South African companies should learn to adapt to the different business cultures in the rest of the continent, says Nigerian-born entrepreneur Nissi Ekpott.
“The market out in Africa is so much different than South Africa – the structure and how things work. Many times people fail just because of the differences in business culture. Some South Africans are finding it hard to be open-minded and ready to see things differently,” Ekpott told How we made it in Africa in an interview.
In the early-2000s, Ekpott, who now lives in Johannesburg, and two other partners, identified an opportunity to export South African machinery to Nigeria. Their company, called Tradenet-Zoeinc, focuses on equipment for small-scale industries, such as block making machines, maize mills and biscuit making machines. “I saw a market in Nigeria and the rest of Africa, and the nearest place we could get most of the technology and equipment from was South Africa. It has grown excellently and we’ve expanded into exporting not only equipment but also South African skills and services. We’ve also added a section that brings in financial investments from other African countries and (overseas) into South Africa.”
In addition to Nigeria, the company now also exports to other countries in West, Central and East Africa.
Different business cultures
Ekpott says that the slow pace of doing business in a country like Nigeria is often a source of much frustration for South Africans. “I will tell you one little thing about doing business in Nigeria: time is like a slow river. If you can grasp this mindset and learn to manage it, you will do well in Africa.”
He adds that the fact that many transactions in African countries are done in cash, is also a foreign concept for many South Africans.

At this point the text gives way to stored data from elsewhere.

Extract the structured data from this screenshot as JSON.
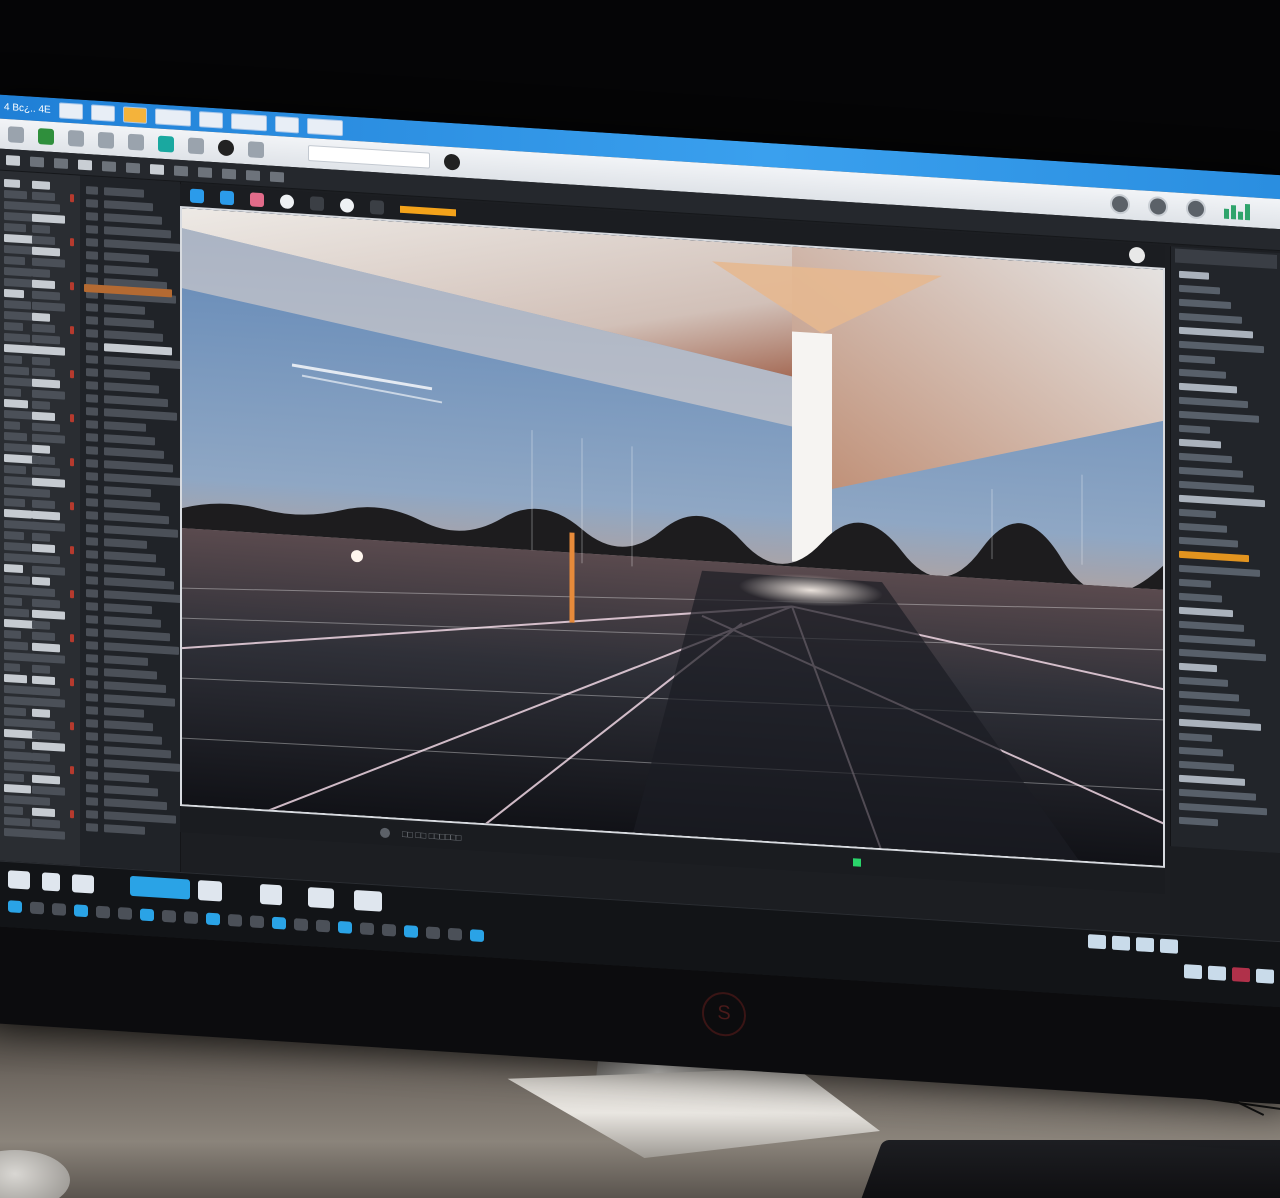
{
  "window": {
    "title": "4 Bc¿.. 4E",
    "selection_label": "□□□"
  },
  "ribbon": {
    "icons": [
      "app-icon",
      "file-icon",
      "link-icon",
      "pin-icon",
      "record-icon",
      "globe-icon",
      "gear-icon",
      "obj-icon",
      "user-icon"
    ],
    "right_icons": [
      "globe-icon",
      "gear-icon",
      "user-icon"
    ]
  },
  "viewport": {
    "toolbar_status": "",
    "status_label": "□□ □□ □□□□□□"
  },
  "colors": {
    "titlebar": "#2a8ee0",
    "accent_orange": "#f3a21a",
    "accent_blue": "#2b9bea",
    "status_green": "#2ad46a",
    "sky_top": "#3b6fa8",
    "horizon_glow": "#e88a4a"
  }
}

One of the biggest mistakes South African companies can make is to assume that the rest of the continent functions like their home market. “Some people want to export ideas from their own market to other markets without being very flexible, adapting to and learning from local situations,” explains Ekpott.
Large market out there
Ekpott notes that the African market is large with considerable potential. “Every South African manufacturer should be looking for a way to do business with the rest of Africa. There is a sizeable and fast growing middle class out there hungry for products and services. Some studies show that the African middle class is actually larger than that of India.”
He says that South African firms used to be conservative about doing business in the rest of the continent, but that this is fast changing. “For instance, in the past we struggled a lot against the perception that everything that comes out of Nigeria is bad.”
South African companies shouldn’t aim for “greedy profits” too fast, but also shouldn’t be too cautious that they don’t take advantage of the opportunities. “Some South African companies have already placed priority on their African expansion and are doing very well.”
He says that the telecommunications revolution has allowed many Africans to enter the business world. “The telecoms boom has driven change in many places. It has put a lot of power in the hands of people.”
“Africans are beginning to see themselves as partners,” says Ekpott. “I find it easier now to sell South African machines to the rest of the continent than before. People are more aware of the technologies here than they were. Traditionally the looked to Europe, the US or China. I also encourage other African businesses to develop strategies that enable them to sell beyond their markets, including exporting into the South African market. The trade has to be both ways. For instance, I have seen some Nigerian products that could do pretty well in the Southern African market.”